The next day the director of the football camp had called to say that one of the coaches had dropped out at the last minute. Dean accepted the job with relief. The summer became about logistics as he and Nicole balanced their schedules that revolved around other people's leisure activities. They had one, maybe two dates. On one of them, they went to a movie that was supposed to be romantic, about a farmer's wife who falls in love with a visiting photographer when her husband and children are out of town. Dean remembered thinking that he would never be drawn in by the attentions of a kind stranger, that he wasn't susceptible to having an affair. He remembered
feeling vaguely superior to all the moviegoers swooning in their seats. That fall, he met Laura.

A
T THE END
of their workout, after the girls stretched on the playground, Jessica asked Dean if he would mind dropping her off at home, because she lived close by. The other girls had already squeezed into See-See's car anyway.

“Sure,” Dean said. “I had no idea you lived around here.”

Jessica shrugged. “My parents finished the house last year.”

Her house was at the end of a long, winding dirt road that was the driveway of either someone very poor or someone well-to-do. Jessica's family obviously fell into the latter category. Built on a slope, the front part of the house was raised up on tall sturdy posts, with a wraparound front porch overlooking the valley. Its architecture was modern, all angles and windows. Jessica's mother came out onto the porch to greet them.

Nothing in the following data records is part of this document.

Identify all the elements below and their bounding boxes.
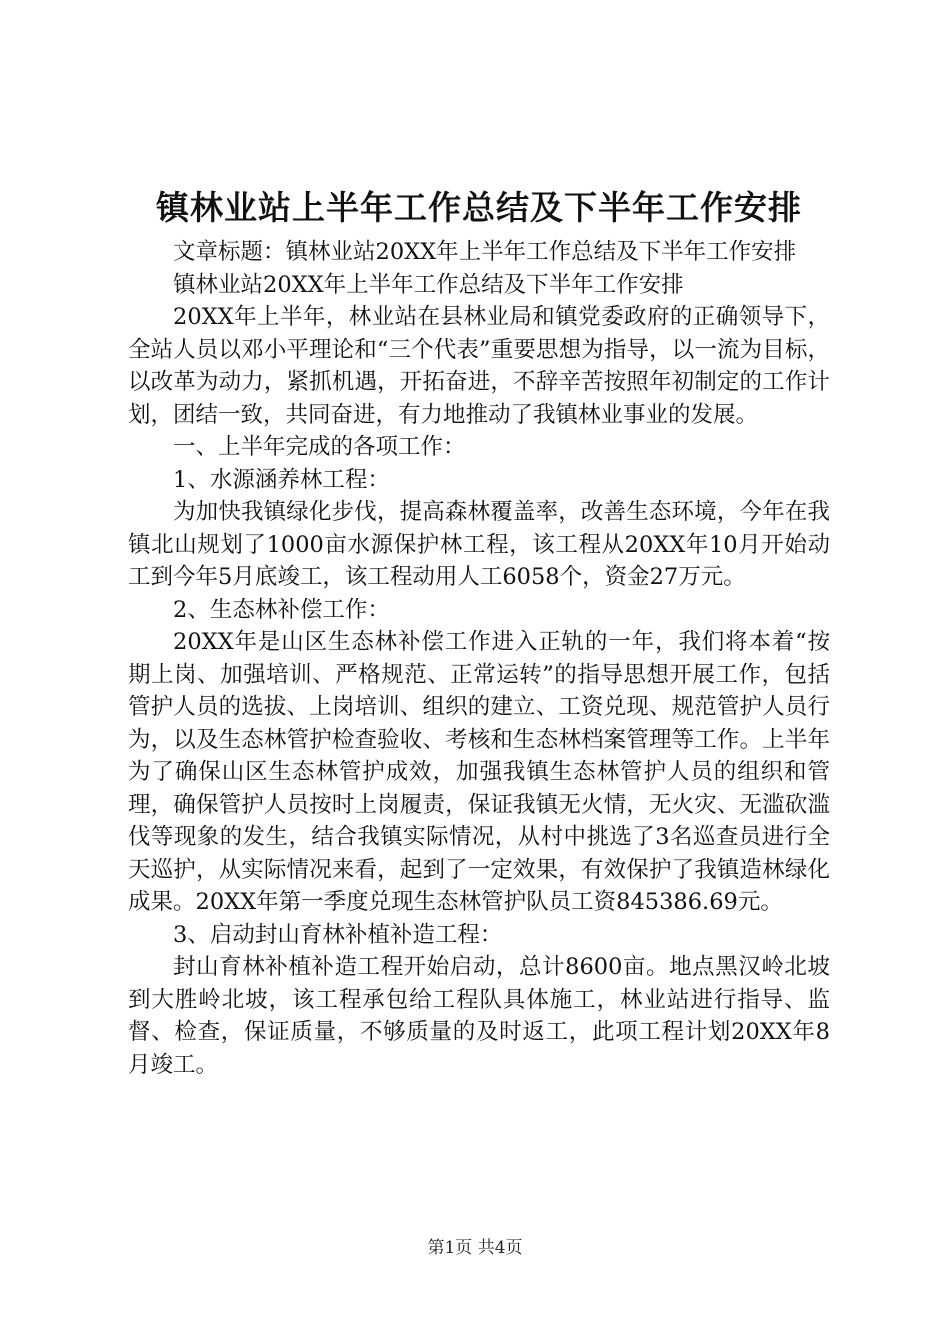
document-body (128, 236, 830, 1081)
item-heading-1: 1、水源涵养林工程： (173, 466, 390, 493)
document-page (128, 0, 830, 1344)
document-title: 镇林业站上半年工作总结及下半年工作安排 (156, 188, 802, 227)
article-title-line: 文章标题：镇林业站20XX年上半年工作总结及下半年工作安排 (173, 239, 797, 265)
item-paragraph-2: 20XX年是山区生态林补偿工作进入正轨的一年，我们将本着“按期上岗、加强培训、严格规范、正常运转”的指导思想开展工作，包括管护人员的选拔、上岗培训、组织的建立、工资兑现、规范管护人员行为，以及生态林管护检查验收、考核和生态林档案管理等工作。上半年为了确保山区生态林管护成效，加强我镇生态林管护人员的组织和管理，确保管护人员按时上岗履责，保证我镇无火情，无火灾、无滥砍滥伐等现象的发生，结合我镇实际情况，从村中挑选了3名巡查员进行全天巡护，从实际情况来看，起到了一定效果，有效保护了我镇造林绿化成果。20XX年第一季度兑现生态林管护队员工资845386.69元。 (128, 629, 830, 915)
item-paragraph-3: 封山育林补植补造工程开始启动，总计8600亩。地点黑汉岭北坡到大胜岭北坡，该工程承包给工程队具体施工，林业站进行指导、监督、检查，保证质量，不够质量的及时返工，此项工程计划20XX年8月竣工。 (128, 954, 830, 1078)
section-heading: 一、上半年完成的各项工作： (173, 434, 466, 460)
page-footer: 第1页 共4页 (427, 1238, 523, 1258)
subtitle-line: 镇林业站20XX年上半年工作总结及下半年工作安排 (173, 271, 684, 298)
item-paragraph-1: 为加快我镇绿化步伐，提高森林覆盖率，改善生态环境，今年在我镇北山规划了1000亩水源保护林工程，该工程从20XX年10月开始动工到今年5月底竣工，该工程动用人工6058个，资金27万元。 (128, 499, 830, 590)
intro-paragraph: 20XX年上半年，林业站在县林业局和镇党委政府的正确领导下，全站人员以邓小平理论和“三个代表”重要思想为指导，以一流为目标，以改革为动力，紧抓机遇，开拓奋进，不辞辛苦按照年初制定的工作计划，团结一致，共同奋进，有力地推动了我镇林业事业的发展。 (128, 304, 830, 428)
item-heading-2: 2、生态林补偿工作： (173, 596, 390, 623)
item-heading-3: 3、启动封山育林补植补造工程： (173, 921, 503, 948)
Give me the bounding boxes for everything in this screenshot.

“Hey, honey!” Mrs. Markham called. “I was just about to leave to pick you up.” She waved to Dean. “Come on up, let me get you an iced tea.”

Dean and Bryan followed Jessica through the garage and up a set of narrow stairs, which led to the kitchen, a large marble-and-stainless-steel affair that opened onto the living room.

“Would you prefer hot tea?” asked Jessica's mother. She was a redhead, like Jessica, but the color was softened by strands of gray, and her hair was cut in layers to frame her face. “I can make some, it's no trouble.”

“Iced tea would hit the spot, thank you.”

Mrs. Markham prepared four glasses of iced tea, dropping a slice of lemon in each. It was unsweetened and slightly
bitter. Dean worried that Bryan would complain, but he said nothing. He seemed awed by the large living room with its vaulted ceilings and high windows. There were oversized pots and vases everywhere, and after a few minutes of small talk, Dean learned that Mrs. Markham was a potter. Her studio was below, next to the garage. Behind the house there was a kiln. Jessica's father worked for the Department of Labor and commuted into Washington three days a week.

“What made you decide to live all the way out here?” Dean asked.

“It's just so beautiful. And it didn't hurt that there's a golf course right down the street. I love that you practiced there. Jess, did you tell Coach Renner about all the times we left you there last summer?” Mrs. Markham smiled at Dean. “It took us forever to build the house, and we kept dropping her off at the pool while we argued with contractors. Poor thing had to do all her summer reading in the clubhouse.”

“It wasn't so bad,” Jessica said. She was blushing.

“No, there was that sweet woman who worked there. I can't remember her name. But she started doing all the same reading as Jessica and then they would discuss it. You two had your own little book club. It was so nice.”